Beerkus, a talented climber and cameraman, first developed a following on social media for his extreme rooftop selfies, with nothing between him and the camera but thousands of feet to fall; his work garnered sponsors who funded riskier ventures and greater heights around the world. Nikolau, the daughter of circus performers, grew up with her grandmother in Kostroma, Russia, after her father abandoned the family and her mother sank into crippling depression. She says she turned to rooftopping as a means of legacy and escape, garnering a following for her gymnastics poses on the edge of buildings.

Individually, the two eked out livings via the extreme, highly dangerous sport (at one point in the film, Nikolau learns that most of her former Moscow rooftopping crew are “gone” – dead from falls). Together, the two made better money with the narrative of their love – and high-altitude kiss selfies – while scaling a who’s who of structures.

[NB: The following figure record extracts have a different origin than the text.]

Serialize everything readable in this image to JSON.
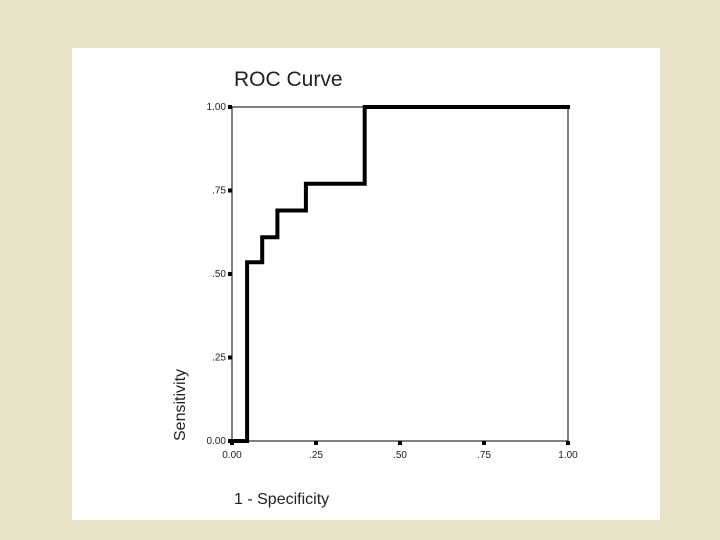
{
  "chart_data": {
    "type": "line",
    "title": "ROC Curve",
    "xlabel": "1 - Specificity",
    "ylabel": "Sensitivity",
    "xlim": [
      0,
      1
    ],
    "ylim": [
      0,
      1
    ],
    "x_ticks": [
      "0.00",
      ".25",
      ".50",
      ".75",
      "1.00"
    ],
    "y_ticks": [
      "0.00",
      ".25",
      ".50",
      ".75",
      "1.00"
    ],
    "grid": false,
    "step": true,
    "series": [
      {
        "color": "#000000",
        "x": [
          0.0,
          0.045,
          0.045,
          0.09,
          0.09,
          0.135,
          0.135,
          0.22,
          0.22,
          0.395,
          0.395,
          1.0
        ],
        "y": [
          0.0,
          0.0,
          0.535,
          0.535,
          0.61,
          0.61,
          0.69,
          0.69,
          0.77,
          0.77,
          1.0,
          1.0
        ]
      }
    ]
  }
}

The film uses rooftopping – or as the couple refers to it, given their artistic flourishes, “skywalking” – as a metaphor for romantic trust, a notion particularly difficult for Nikolau, whose motto was “never rely on anyone except yourself”. It presents their line of work as a heist-like art of avoiding detection by authorities, listing the couple’s numerous strategies for deception, trespassing and disguise. “We’re just artists filming the city from up high,” says Beerkus after they’re spotted and arrested scaling a cathedral in Paris. The two claim to value “clean work” and, though they do not downplay the risks, argue for the justification of rooftopping as art and sport first. In doing illegal stunts that push one’s luck, Nikolau invokes an old circus saying: “Our full potential is on the other side of fear.”

It’s not an adrenaline addiction, she claims at one point. “It’s a commitment to self-growth.”

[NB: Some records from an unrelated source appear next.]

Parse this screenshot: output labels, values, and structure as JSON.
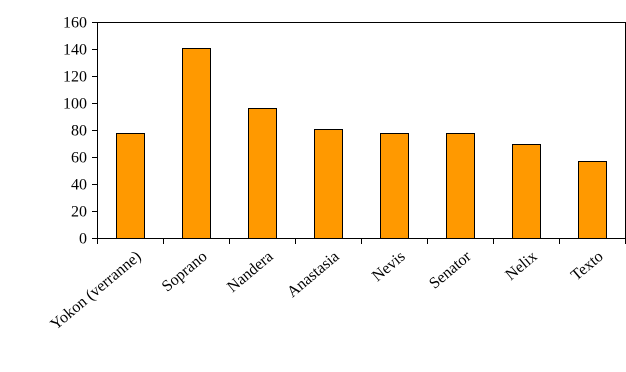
{
  "chart_data": {
    "type": "bar",
    "title": "",
    "xlabel": "",
    "ylabel": "",
    "categories": [
      "Yokon (verranne)",
      "Soprano",
      "Nandera",
      "Anastasia",
      "Nevis",
      "Senator",
      "Nelix",
      "Texto"
    ],
    "values": [
      78,
      141,
      96,
      81,
      78,
      78,
      70,
      57
    ],
    "ylim": [
      0,
      160
    ],
    "yticks": [
      0,
      20,
      40,
      60,
      80,
      100,
      120,
      140,
      160
    ],
    "grid": false,
    "legend": "none",
    "bar_color": "#ff9900"
  }
}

Skywalkers also delves into the financial pressures contributing to the couple’s ever-riskier attempts, culminating with a planned acrobatic hold atop Merdeka, which is billed in the film logline as a stunt to “salvage both their career and relationship”. Before the pandemic, the couple made a living through sponsorships on Instagram, which funded their travel, gear and other expenses in exchange for death-defying footage. Covid, they say, cut off such money, forcing Nikolau to turn to modeling and making product placement social media content to support them. The invasion of Ukraine, which prompted a social media and censorship crackdown in Russia, decimated what income remained, lest either of the two take an office job (Beerkus’s parents unsuccessfully push him to take a “trading” job with a family friend). In a last-ditch attempt to make money, the couple turned to non-fungible tokens (NFTs) derived from their stunt footage to make a living. Nikolau also makes paintings from sex toy materials, according to her Instagram.

The summit of Merdeka tower – a “virgin tower”, as Nikolau puts it, since no one had scaled it – two groups were arrested en route before their attempt – is pitched as a comeback attempt to make cash through a fickle, upstart new field. Beerkus says they spent the last of their money on plane tickets to Bangkok, Thailand, a less prosecutorial country that Malaysia where they trained for several months. The final third of the documentary has the feeling of a heist film, as the two scope out Merdeka tower through sources, building plans and hired drones and practice their sense-defying acrobatic lift – Beerkus holding Nikolau above his head, her limbs outstretched – for the top of the spire.

The film’s production and high risk recalls Free Solo, in which the directors Jimmy Chin and Elizabeth Chai Vasarhelyi struggled with the ethical implications of potentially filming Honnold’s death as he climbed Yosemite’s El Capitan without a rope. Free Solo was a critical hit when it premiered at the 2018 Telluride and Toronto international film festivals, and went on to win the Oscar for best documentary.

The film is currently seeking distribution at Sundance.